Not everything is a winner, Wiltw - Some items lose value or simply depreciate with age or wear, while others take on a cult lens or cult camera status, worthy or not. I just noticed that my model of 8x10 camera, purchased about 40 yrs ago, is selling (or trying to sell for) twenty times as much as what I paid for it. That's on average! Most of my 8x10 lenses have quadrupled in asking prices from just a few years ago. When it comes to MF, my beloved 6X9 rangefinder cameras have doubled in price in just the last two years from comparable condition ones, and it certainly isn't due to any lack of scarcity of those models out there.
Then you have exchange rate games. There was a year when the Japanese Yen was at a low against the dollar, but the German Mark quite high. So I sold off all my heavily used Schneider lenses and made enough profit to replace them with brand new Fujinon lenses of even later engineering.
It's all in the timing. But for me now, I'll refrain from selling anything as long as I need it or can realistically still use it. If it's redundant to me, or when I simply get too old to lug it around anymore, then it's fair game.
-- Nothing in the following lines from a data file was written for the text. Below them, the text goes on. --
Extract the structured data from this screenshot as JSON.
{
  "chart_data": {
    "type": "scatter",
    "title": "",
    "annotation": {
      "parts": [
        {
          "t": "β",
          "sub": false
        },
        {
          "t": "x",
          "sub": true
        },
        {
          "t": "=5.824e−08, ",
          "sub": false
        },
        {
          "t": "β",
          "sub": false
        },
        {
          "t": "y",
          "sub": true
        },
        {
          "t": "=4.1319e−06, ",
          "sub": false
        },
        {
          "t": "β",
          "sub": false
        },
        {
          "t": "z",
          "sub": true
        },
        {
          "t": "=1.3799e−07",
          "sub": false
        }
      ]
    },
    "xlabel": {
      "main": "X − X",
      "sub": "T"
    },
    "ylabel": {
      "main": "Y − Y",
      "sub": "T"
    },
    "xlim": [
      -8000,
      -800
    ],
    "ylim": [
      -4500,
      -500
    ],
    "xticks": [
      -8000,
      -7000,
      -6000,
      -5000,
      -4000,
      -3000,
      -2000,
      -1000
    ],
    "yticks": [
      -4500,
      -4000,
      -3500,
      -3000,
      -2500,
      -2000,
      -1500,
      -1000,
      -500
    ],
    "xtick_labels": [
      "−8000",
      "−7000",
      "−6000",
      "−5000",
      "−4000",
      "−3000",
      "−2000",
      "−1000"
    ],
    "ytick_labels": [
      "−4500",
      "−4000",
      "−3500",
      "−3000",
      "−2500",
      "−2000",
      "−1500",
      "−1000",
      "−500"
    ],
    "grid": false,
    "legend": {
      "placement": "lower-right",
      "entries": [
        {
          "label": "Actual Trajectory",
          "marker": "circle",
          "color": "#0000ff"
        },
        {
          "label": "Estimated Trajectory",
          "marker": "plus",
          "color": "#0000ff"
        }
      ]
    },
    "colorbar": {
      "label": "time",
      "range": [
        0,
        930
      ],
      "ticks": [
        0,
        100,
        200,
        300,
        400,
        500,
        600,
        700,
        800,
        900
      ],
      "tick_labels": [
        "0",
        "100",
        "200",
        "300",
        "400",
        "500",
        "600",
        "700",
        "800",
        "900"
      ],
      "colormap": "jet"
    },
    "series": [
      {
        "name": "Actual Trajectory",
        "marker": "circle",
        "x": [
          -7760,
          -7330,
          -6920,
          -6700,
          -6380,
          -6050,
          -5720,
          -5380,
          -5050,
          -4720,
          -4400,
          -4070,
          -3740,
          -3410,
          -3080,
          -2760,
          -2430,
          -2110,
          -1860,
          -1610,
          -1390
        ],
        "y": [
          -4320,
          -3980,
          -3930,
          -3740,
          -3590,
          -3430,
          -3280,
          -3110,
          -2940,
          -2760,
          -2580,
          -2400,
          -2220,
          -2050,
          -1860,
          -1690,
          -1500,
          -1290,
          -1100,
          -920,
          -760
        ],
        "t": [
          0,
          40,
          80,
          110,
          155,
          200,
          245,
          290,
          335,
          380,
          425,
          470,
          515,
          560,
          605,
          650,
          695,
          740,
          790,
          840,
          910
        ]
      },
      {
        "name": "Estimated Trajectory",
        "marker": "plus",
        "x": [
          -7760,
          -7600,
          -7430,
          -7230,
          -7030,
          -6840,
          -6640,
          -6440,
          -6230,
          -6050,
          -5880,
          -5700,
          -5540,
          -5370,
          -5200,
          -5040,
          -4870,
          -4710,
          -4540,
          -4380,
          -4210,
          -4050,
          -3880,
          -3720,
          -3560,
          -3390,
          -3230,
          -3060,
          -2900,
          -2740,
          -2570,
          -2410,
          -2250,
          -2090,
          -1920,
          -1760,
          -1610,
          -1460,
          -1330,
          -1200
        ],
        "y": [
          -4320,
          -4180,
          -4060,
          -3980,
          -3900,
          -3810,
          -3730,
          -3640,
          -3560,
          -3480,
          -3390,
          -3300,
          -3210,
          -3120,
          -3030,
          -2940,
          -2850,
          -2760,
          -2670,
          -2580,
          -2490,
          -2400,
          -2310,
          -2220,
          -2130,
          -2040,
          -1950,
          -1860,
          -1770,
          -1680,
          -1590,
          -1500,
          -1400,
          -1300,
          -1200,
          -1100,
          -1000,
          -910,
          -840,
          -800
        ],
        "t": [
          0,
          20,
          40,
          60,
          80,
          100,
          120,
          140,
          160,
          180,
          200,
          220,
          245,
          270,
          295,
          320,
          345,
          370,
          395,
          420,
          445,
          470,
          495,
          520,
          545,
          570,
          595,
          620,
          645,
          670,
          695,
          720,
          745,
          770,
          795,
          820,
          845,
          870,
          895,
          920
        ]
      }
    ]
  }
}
The local market is interesting too. The main camera store nearby would accept trade-in vintage 35mm and MF cameras, and they'd
almost immediately sell, after inspection and cleaning, especially anything classic mechanical Nikon or Canon. When that same store was massively burglarized one night, the used camera cabinet was totally emptied, and only afterwards, apparently, new digital stock partially taken. Either the burglars had their own photographic preferences, or more likely, knew that it's easier to sell off something older at a flea market somewhere than what looks just too obviously heisted. But if the demand wasn't present, they wouldn't have bothered.
They knew what they were doing ... the cops showed up 3 hours later than the alarm went off, and slightly after the thieves themselves were gone. Convenient, especially for a city which boasts in a 3 minute emergency response time. But that's another story.